More importantly are the educators not suppressing my findings by saying it is not scientifically based?

What has happened to good old ‘common sense’?

What has happened to logical thinking?

 
David Boulton: Which, to some degree speaks to a major part of the problem with reading in general. This is what we're teaching children, or at least many parents are when they first expose their kids to letters. We act as if letters have this definitive, one-to-one kind of correspondence with sounds. Sesame Street does that and books and crib mobiles and everything else, as if letters have definitive sounds.

Siegfried Engelmann: And the mistakes that the kids made guided us to see that we had something missing. For instance, at first we had them sound out words traditionally. We never permitted "ch-aa-tah” for chat. Unvoiced sounds were unvoiced -- "ch-a-t." Well, they showed us through their responses that that stop sound beginning was really hard for them.

So now we had precise corrections that related to what they had learned earlier. We had a procedure for sounding it out that would reach virtually 100 percent of the kids.

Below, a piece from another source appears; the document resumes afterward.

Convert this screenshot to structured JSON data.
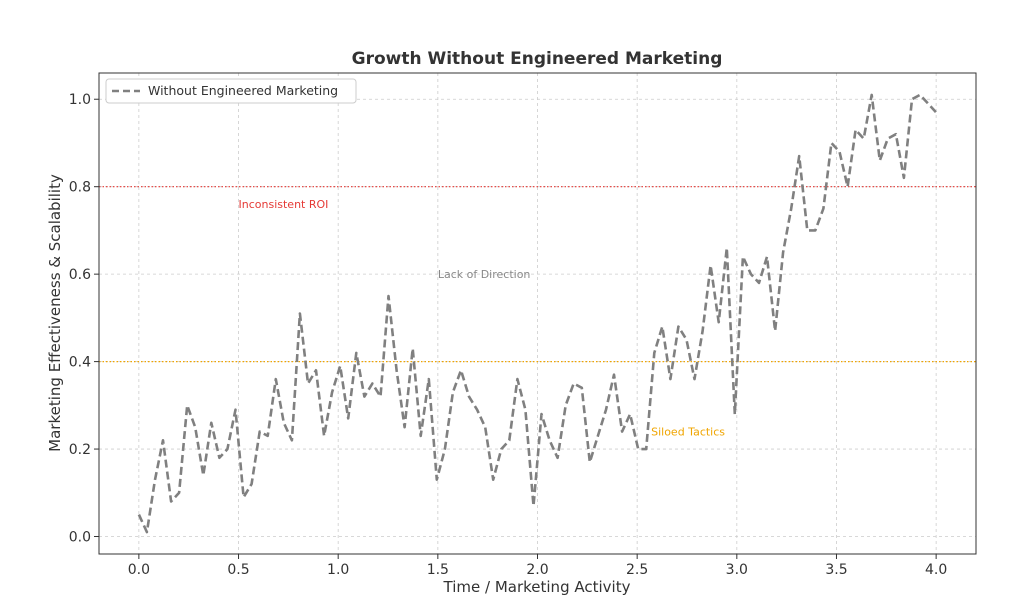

So we could teach even really low performers now to take the first step on the ladder. Then they can follow the entire sequence and they can learn at a rate far faster than would have been anticipated.

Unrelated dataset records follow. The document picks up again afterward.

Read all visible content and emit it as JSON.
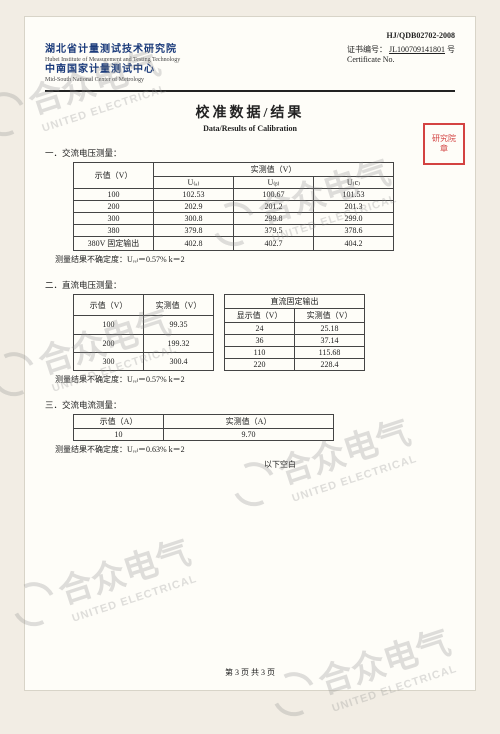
{
  "doc_number": "HJ/QDB02702-2008",
  "institute": {
    "cn1": "湖北省计量测试技术研究院",
    "en1": "Hubei Institute of Measurement and Testing Technology",
    "cn2": "中南国家计量测试中心",
    "en2": "Mid-South National Center of Metrology"
  },
  "certificate": {
    "label_cn": "证书编号：",
    "number": "JL100709141801",
    "suffix": " 号",
    "label_en": "Certificate No."
  },
  "title": {
    "cn": "校准数据/结果",
    "en": "Data/Results of Calibration"
  },
  "stamp": {
    "line1": "研究院",
    "line2": "章"
  },
  "watermark": {
    "cn": "合众电气",
    "en": "UNITED ELECTRICAL"
  },
  "section1": {
    "heading": "一．交流电压测量：",
    "col_nom": "示值（V）",
    "col_meas": "实测值（V）",
    "sub": {
      "a": "U₍ₐ₎",
      "b": "U₍ᵦ₎",
      "c": "U₍c₎"
    },
    "rows": [
      {
        "nom": "100",
        "a": "102.53",
        "b": "100.67",
        "c": "101.53"
      },
      {
        "nom": "200",
        "a": "202.9",
        "b": "201.2",
        "c": "201.3"
      },
      {
        "nom": "300",
        "a": "300.8",
        "b": "299.8",
        "c": "299.0"
      },
      {
        "nom": "380",
        "a": "379.8",
        "b": "379.5",
        "c": "378.6"
      },
      {
        "nom": "380V 固定输出",
        "a": "402.8",
        "b": "402.7",
        "c": "404.2"
      }
    ],
    "uncert": "测量结果不确定度：Uᵣₑₗ＝0.57%  k＝2"
  },
  "section2": {
    "heading": "二．直流电压测量：",
    "left": {
      "col_nom": "示值（V）",
      "col_meas": "实测值（V）",
      "rows": [
        {
          "nom": "100",
          "v": "99.35"
        },
        {
          "nom": "200",
          "v": "199.32"
        },
        {
          "nom": "300",
          "v": "300.4"
        }
      ]
    },
    "right": {
      "header": "直流固定输出",
      "col_disp": "显示值（V）",
      "col_meas": "实测值（V）",
      "rows": [
        {
          "d": "24",
          "v": "25.18"
        },
        {
          "d": "36",
          "v": "37.14"
        },
        {
          "d": "110",
          "v": "115.68"
        },
        {
          "d": "220",
          "v": "228.4"
        }
      ]
    },
    "uncert": "测量结果不确定度：Uᵣₑₗ＝0.57%  k＝2"
  },
  "section3": {
    "heading": "三．交流电流测量：",
    "col_nom": "示值（A）",
    "col_meas": "实测值（A）",
    "rows": [
      {
        "nom": "10",
        "v": "9.70"
      }
    ],
    "uncert": "测量结果不确定度：Uᵣₑₗ＝0.63%  k＝2",
    "blank": "以下空白"
  },
  "footer": "第 3 页 共 3 页",
  "colors": {
    "brand": "#1a3a7a",
    "stamp": "#c22",
    "wm": "rgba(140,140,140,0.28)",
    "bg": "#f2ede4",
    "paper": "#fefdf8"
  }
}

My response: That has been my Mantra since 2010. Teach kids the proper pronunciation of phonemes of the consonants.

David Boulton: Well, today, my understanding from the National Center of Learning Disabilities, and Reid Lyon et all, is that less than five to six percent of the children in this country have anything innately neurobiological that underlies their processing problems.  For the rest of the kids the problem is instructional confusion.

Siegfried Engelmann: I would say that it is closer to like maybe one-fourth or a fifth of one percent. No kidding. I mean, I've worked with a couple of kids...

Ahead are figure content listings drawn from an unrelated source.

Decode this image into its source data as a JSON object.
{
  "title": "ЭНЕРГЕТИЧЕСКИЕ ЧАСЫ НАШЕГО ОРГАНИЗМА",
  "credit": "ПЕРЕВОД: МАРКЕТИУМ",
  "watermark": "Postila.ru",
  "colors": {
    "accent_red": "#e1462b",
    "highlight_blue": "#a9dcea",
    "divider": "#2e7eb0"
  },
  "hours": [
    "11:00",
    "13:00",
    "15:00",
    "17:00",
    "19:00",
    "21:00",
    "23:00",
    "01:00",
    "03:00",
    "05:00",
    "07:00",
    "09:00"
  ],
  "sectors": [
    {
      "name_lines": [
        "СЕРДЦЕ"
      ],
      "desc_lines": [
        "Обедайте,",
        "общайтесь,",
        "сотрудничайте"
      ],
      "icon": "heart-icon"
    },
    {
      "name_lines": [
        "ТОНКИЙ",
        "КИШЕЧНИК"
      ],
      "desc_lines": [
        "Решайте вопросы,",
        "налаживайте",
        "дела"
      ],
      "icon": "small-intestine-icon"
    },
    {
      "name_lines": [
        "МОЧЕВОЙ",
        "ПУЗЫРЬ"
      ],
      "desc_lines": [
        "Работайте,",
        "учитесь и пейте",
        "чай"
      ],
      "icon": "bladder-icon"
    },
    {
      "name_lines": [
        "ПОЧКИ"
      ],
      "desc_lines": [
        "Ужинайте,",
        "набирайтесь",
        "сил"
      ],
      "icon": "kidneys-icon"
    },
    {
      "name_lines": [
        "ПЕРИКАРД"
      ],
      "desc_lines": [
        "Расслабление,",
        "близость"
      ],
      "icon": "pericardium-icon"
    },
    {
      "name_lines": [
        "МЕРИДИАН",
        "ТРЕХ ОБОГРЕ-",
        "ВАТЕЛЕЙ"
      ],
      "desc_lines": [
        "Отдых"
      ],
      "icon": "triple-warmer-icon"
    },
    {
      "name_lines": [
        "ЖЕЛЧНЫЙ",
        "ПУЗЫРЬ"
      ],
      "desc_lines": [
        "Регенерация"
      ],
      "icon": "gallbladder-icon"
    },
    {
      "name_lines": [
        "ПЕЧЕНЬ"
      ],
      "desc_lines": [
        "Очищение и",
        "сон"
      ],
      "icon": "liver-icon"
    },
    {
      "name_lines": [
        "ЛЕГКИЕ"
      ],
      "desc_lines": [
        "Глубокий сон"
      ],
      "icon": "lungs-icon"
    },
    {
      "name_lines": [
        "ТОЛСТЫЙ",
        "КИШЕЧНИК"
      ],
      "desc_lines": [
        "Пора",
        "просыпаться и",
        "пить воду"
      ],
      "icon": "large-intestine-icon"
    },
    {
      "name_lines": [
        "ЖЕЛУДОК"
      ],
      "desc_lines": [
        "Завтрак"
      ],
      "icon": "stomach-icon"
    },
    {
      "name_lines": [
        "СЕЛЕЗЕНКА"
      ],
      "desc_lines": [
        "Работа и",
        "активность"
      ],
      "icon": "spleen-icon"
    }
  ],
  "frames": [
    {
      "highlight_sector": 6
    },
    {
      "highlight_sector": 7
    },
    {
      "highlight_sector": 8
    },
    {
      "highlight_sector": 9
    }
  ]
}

David Boulton: Well, is this based on your experience or based on some research you've had access to?

Siegfried Engelmann: Well, I've worked with hundreds of kids.

David Boulton: You mean hundreds of kids that were labeled as having some learning disability or dyslexia, that once you met them the right way, given the way that they had adapted to the teaching that they had had, you were able to pull them through it?
Siegfried Engelmann: Right.

David Boulton: Oh, it's beautiful. I totally get that. I totally agree with that. So the intention is to intentionally bring about their error and help them connect the strategy that's implicit in their error making and learn through that into the mode of participation that will go past the error to the correct approach.

My comment: Prevent that error from happening. Get it right from the word ‘GO’. Why feed someone poison and then give them medication to ‘cure’ their illness?

Here is something relevant I read a few days ago from Dr.Selznick’s blog.

1.10.2017
 “Identifying a label for student’s type of learning disability is not the key issue.  Use of the label dyslexia may not even be necessary.  Describing the phenomena observed in the child should be the goal of the diagnostic assessment, especially in an area as muddled as this one.”

If it is decided to use the diagnostic label dyslexia, then it is critical to identify, the particular symptoms the student exhibits”. (Regina Richards, in “Dyslexia Testing: A Process Not a Score”)

If I say “the child is dyslexic,” I’m not sure that tells me what to do next.
What’s the nature of the difficulty?  What are we targeting?  Where is the zone of competence?  How mild, moderate or severe is the problem.

There are so many more dots to connect but for now let me end with what Tim Conway Ph.D. said in a comment (see my previous post) on this:

“What was not stated in my TEDx talk is that our 5-year, and $1Million US study on early intervention of reading disabilities showed that if the “NOW! Foundations for Speech, Language, Reading and Spelling” program were implemented in classrooms across the USA, then 97.6% of students would read on grade level by grade 2.”

Most of these guys are only keen on marketing their ‘wares’ but the message is clear. 

I am grateful to Dr. Joe Torgesen, Prof. James Chapman, Dr. David Kilpatrick and Dr. Richard Selznick for having indulged me when I wrote to them.